Suddenly it felt like there wasn’t enough air in the room, and Pam didn’t know where to look. She bent, pretending to smooth some non-existent wrinkles out of the blanket.


“Well, obviously Katie thought so,” she said quietly.


“That didn’t, um, happen until senior year,” Jim answered just as quietly, and Pam glanced up quickly to catch his expression, but his eyes were glued to the yearbook page.


“Oh, that makes sense,” Pam said, but it didn’t make any sense at all. Why was he so weird about the woman he was supposedly in love with? Before she could form another question, Jim tapped the yearbook picture.


“So, I’m gonna need...at least three copies of this picture,” he said definitively.


Jim insisted that Pam didn’t need to know any details, but if she suddenly received a lot of weird calls, she should know it related to where he’d displayed the photo. In the fit of giggles that followed this, Pam felt her knee press against his. He didn’t make any attempt to move away.


By unspoken agreement, they knew they couldn’t stay in her room all evening. They both seemed to know exactly where the line was that they couldn’t - or shouldn’t - cross. Where their friendship ended and some mysterious, unknowable (but achingly intriguing) place began.


She’d be lying if she said she didn’t think about it all the time. She was so curious. What would it take to bring Jim over that line, just once?


Pam took a mental snapshot of Jim standing in her room, thinking this image was going to need to last a long time. Maybe forever.
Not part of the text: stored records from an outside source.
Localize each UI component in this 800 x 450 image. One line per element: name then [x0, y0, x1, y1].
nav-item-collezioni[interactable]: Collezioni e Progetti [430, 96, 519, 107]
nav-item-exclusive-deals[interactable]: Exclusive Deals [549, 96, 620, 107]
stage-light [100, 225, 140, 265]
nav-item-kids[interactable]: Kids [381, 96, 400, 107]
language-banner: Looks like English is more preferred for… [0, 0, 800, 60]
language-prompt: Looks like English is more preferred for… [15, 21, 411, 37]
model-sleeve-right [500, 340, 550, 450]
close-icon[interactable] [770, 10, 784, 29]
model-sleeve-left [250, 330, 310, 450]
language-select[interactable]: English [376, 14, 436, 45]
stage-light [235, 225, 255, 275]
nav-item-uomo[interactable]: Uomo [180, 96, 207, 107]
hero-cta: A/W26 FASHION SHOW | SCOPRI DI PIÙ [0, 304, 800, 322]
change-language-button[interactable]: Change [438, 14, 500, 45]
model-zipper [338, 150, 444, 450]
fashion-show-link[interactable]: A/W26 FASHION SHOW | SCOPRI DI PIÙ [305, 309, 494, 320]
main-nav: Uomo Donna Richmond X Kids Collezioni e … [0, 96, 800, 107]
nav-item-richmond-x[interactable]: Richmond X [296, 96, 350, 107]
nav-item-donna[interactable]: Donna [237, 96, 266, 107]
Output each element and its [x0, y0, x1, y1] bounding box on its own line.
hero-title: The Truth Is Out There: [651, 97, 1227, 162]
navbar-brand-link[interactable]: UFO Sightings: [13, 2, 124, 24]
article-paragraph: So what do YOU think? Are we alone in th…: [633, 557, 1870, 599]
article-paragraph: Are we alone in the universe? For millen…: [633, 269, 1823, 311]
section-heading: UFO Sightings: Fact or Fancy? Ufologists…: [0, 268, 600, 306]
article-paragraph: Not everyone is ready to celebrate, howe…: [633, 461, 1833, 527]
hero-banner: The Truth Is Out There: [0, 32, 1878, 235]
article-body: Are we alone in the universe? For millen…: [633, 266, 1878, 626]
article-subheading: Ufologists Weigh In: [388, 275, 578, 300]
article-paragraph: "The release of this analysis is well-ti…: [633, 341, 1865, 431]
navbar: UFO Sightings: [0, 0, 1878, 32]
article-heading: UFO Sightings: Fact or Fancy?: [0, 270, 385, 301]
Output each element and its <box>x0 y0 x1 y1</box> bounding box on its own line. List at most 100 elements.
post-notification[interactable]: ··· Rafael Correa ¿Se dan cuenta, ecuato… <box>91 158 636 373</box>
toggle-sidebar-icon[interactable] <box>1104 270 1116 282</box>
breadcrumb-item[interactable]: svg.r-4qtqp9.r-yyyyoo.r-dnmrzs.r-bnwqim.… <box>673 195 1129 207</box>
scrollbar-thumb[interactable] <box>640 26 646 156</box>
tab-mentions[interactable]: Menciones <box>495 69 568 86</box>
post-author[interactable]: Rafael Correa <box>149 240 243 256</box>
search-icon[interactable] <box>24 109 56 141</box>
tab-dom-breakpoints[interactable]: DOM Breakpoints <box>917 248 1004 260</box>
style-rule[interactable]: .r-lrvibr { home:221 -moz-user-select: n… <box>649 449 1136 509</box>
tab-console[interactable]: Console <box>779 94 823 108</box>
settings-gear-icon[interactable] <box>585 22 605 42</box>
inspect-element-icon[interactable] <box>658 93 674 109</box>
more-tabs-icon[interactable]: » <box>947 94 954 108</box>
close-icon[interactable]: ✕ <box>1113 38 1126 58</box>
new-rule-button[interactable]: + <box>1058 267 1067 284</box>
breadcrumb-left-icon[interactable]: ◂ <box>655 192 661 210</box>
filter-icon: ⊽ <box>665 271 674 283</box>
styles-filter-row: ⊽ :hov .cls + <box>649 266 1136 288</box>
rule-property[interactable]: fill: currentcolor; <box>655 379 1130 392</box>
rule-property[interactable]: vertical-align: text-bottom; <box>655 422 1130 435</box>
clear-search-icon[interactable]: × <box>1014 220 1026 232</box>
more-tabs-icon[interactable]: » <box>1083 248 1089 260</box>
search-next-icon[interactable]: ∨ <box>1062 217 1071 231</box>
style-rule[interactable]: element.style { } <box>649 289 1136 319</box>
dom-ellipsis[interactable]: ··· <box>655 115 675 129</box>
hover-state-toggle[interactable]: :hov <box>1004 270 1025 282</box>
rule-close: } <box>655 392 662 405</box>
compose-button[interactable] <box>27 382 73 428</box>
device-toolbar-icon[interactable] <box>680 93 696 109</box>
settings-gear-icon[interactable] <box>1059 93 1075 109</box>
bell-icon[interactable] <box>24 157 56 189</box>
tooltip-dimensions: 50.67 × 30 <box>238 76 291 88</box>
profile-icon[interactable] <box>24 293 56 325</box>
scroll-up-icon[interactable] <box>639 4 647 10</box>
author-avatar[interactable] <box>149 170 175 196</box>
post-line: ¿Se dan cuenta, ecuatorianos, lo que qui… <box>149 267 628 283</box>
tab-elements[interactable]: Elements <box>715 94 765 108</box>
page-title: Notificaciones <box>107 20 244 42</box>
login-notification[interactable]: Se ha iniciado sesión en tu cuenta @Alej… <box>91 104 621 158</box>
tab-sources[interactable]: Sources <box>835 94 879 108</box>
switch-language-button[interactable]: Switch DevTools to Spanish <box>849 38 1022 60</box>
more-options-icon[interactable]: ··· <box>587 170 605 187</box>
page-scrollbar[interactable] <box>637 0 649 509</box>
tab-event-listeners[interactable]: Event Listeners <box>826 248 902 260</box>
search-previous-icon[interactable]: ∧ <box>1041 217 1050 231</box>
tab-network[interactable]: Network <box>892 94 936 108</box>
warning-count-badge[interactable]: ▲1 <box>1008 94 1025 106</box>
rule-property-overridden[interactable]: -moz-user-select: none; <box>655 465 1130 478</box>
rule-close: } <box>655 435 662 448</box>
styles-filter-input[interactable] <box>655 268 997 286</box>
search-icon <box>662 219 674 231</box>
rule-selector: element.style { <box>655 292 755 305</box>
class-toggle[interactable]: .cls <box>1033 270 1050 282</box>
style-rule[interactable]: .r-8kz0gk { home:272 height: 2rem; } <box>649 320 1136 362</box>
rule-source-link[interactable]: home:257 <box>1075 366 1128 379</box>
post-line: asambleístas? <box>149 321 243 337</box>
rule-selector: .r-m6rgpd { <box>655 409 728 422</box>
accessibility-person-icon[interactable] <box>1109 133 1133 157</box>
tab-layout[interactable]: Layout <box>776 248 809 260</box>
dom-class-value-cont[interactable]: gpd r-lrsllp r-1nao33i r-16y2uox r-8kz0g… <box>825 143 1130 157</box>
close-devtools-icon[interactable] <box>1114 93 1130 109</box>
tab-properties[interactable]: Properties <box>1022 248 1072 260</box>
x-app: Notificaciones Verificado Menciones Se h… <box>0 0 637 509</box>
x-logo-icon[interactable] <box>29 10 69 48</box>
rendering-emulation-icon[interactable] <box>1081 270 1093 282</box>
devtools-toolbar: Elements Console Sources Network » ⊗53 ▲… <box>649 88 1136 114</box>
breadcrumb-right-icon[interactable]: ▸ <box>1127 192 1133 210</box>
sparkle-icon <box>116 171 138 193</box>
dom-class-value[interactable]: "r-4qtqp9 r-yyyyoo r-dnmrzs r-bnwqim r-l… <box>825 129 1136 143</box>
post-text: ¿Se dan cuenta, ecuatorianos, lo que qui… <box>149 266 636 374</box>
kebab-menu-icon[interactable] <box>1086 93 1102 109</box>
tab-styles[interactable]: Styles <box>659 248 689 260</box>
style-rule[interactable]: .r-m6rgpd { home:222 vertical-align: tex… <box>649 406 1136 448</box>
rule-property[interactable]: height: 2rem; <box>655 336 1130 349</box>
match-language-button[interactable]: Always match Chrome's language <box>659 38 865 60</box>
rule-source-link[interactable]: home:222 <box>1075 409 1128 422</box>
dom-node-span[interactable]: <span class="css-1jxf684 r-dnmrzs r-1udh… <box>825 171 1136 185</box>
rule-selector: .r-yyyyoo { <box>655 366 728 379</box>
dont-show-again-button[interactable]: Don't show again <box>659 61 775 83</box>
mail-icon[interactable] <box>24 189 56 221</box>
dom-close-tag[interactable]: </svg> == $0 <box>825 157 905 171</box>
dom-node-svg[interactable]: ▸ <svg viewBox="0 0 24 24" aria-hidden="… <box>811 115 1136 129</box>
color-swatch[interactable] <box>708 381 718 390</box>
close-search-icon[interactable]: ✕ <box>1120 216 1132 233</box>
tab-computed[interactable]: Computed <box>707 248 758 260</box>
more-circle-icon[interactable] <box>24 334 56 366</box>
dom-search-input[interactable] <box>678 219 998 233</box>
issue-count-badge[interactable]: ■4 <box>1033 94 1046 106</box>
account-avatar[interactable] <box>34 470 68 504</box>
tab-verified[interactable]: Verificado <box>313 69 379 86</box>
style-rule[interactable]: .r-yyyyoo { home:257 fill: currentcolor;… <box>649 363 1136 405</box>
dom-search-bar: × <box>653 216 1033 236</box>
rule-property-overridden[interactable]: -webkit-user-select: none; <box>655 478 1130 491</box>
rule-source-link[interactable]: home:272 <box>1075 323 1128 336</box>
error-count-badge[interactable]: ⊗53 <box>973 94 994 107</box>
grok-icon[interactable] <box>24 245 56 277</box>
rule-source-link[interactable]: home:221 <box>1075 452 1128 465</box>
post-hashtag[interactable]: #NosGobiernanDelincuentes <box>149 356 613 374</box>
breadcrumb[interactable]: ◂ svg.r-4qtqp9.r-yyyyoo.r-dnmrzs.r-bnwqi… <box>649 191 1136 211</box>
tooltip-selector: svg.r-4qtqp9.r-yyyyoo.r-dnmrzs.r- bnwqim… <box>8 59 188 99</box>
She couldn’t imagine a situation like this happening again.


He excused himself to the bathroom across the hall, and Pam set the yearbook aside, already making a mental note to get her hands on one of Jim’s high school pictures.


She’d just turned off her bedroom lamp and was about to step out in the hallway when she heard another voice. 


“Hey Jim, what are you doing up here?” Phyllis asked, her tone playfully suspicious.


“Just, um, visiting the facilities,” Jim answered, and Pam imagined him gesturing to the bathroom he’d just exited.


“Hmm, are you sure? I thought maybe you and Pam were up here hanging out alone.” Phyllis’s voice was still playful, but her words had a bite. “Where’s Katy tonight anyway?”


“She had something else going on,” Jim answered, and Pam could hear a stiffness in his voice.


“I bet she did,” said Phyllis knowingly, and Pam could imagine her smiling as she said it. “Well, when the cat’s away, the mouse can play. Isn’t that right?”


Wow, Phyllis can be a real bitch, Pam thought. She didn’t question why she was staying hidden in the shadows in her own house. 


“I actually have no idea what you mean,” said Jim, and Pam could picture him rubbing the back of his neck with one hand the way he did when he was feeling nervous or awkward.


“Secrets are hard to keep in a small office, Jim,” said Phyllis, and then Pam heard the bathroom door close. Jim let out a breath with a loud woosh and then she heard him mutter, “Fuck” under his breath before he walked slowly down the stairs.


Pam waited a moment and then quickly headed down the stairs too. The last thing she wanted was for Phyllis to snoop around and find her here. What did she mean by secrets?